Secondary abstract: |
With segmentation we can split audio recordings into meaningful parts. Longer recordings can be split into individual songs, interviews, comments … songs can be split into structural elements such as chorus and verse … these can be further split into motives and stanzas. Segmentation is usually the first step towards semantic description of recordings, since it enables us to take into account individual parts and simplifies procedures, such as discovering melody, harmony, rhythm and finding similarity of different parts. Segmentation algorithms are based on finding similar features in short parts of the analyzed audio signal, e.g. timbre, harmony or rhythm. Current approaches mostly deal with popular music, which is more commercially interesting. Music segmentation is lately reaching out to other genres as well.

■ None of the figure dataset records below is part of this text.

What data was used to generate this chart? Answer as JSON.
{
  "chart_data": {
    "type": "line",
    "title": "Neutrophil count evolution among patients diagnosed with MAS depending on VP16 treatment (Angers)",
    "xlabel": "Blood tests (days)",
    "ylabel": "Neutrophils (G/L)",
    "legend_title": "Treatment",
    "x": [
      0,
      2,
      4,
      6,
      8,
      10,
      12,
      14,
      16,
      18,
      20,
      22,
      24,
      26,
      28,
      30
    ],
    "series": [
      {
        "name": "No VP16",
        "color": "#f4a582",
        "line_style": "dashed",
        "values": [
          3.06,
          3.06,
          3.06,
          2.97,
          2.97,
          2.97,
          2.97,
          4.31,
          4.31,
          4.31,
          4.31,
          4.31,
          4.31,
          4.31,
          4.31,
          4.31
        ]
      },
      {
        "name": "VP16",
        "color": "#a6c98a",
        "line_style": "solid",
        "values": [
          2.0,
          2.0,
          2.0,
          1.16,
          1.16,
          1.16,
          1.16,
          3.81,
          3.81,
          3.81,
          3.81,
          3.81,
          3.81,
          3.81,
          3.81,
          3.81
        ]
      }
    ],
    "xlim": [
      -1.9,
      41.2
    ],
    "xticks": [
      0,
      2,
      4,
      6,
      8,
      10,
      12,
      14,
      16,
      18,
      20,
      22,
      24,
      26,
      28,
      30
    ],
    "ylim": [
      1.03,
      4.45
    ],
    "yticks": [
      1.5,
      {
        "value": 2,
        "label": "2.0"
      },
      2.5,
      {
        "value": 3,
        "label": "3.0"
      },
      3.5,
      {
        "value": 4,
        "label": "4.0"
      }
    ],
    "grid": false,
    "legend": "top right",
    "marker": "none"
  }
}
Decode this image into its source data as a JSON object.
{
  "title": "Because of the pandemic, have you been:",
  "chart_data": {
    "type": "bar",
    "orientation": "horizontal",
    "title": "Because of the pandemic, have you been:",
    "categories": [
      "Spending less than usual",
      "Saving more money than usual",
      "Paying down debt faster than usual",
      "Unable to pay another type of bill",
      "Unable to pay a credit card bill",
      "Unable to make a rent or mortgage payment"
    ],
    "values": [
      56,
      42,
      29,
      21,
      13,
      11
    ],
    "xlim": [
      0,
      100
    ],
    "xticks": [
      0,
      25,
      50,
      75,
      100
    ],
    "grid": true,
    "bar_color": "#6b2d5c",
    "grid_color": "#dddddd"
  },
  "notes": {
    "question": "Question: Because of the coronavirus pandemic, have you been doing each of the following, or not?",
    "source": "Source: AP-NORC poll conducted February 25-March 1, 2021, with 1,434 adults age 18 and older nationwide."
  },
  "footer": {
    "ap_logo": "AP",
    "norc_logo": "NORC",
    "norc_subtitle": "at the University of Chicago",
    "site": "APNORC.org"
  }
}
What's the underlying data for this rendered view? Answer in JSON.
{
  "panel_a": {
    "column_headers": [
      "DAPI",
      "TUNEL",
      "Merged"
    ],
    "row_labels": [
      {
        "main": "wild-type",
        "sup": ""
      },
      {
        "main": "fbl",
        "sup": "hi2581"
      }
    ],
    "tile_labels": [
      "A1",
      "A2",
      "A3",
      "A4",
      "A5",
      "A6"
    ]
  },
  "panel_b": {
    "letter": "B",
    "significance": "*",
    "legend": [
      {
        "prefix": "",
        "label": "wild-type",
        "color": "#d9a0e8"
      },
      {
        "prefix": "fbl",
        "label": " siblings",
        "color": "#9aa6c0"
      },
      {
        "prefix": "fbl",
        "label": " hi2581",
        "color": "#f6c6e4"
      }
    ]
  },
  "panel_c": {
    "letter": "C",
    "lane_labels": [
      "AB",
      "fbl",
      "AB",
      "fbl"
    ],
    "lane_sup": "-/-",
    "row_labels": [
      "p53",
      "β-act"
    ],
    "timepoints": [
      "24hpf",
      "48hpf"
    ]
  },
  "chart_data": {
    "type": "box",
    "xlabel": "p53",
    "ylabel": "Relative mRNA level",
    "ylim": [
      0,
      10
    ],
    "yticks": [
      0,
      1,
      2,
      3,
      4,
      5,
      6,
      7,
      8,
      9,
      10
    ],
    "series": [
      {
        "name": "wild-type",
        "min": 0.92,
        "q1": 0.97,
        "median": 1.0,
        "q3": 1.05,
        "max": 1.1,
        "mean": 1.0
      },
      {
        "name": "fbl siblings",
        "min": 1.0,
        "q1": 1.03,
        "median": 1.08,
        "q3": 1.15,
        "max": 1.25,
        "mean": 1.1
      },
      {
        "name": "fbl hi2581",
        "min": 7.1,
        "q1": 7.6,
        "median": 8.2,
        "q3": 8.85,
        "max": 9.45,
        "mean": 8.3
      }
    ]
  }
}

In this thesis we provide an overview of research in music segmentation. We have pointed out the problems of current approaches, e.g. lower performance on folk music because of low quality sound recordings, inaccurate singing of amateur singers, distractions during recording or poor performance. We present a novel approach for two-level segmentation of field recordings of folk music. The method uses audio recordings only and does not rely on prior knowledge given by an expert. On the higher level, method splits field recordings into individual units of the same type (speech, solo singing, choral singing …). On the lower level, the method further splits parts with solo and choral singing into individual repeating parts. The proposed algorithm combines an existing approach for higher-level segmentation of field recordings with a newly developed low-level segmentation method. Low-level segmentation method is also used to improve high-level segmentation.
As part of this thesis we have tested and evaluated our method on collection of field recordings of Slovenian folk music. |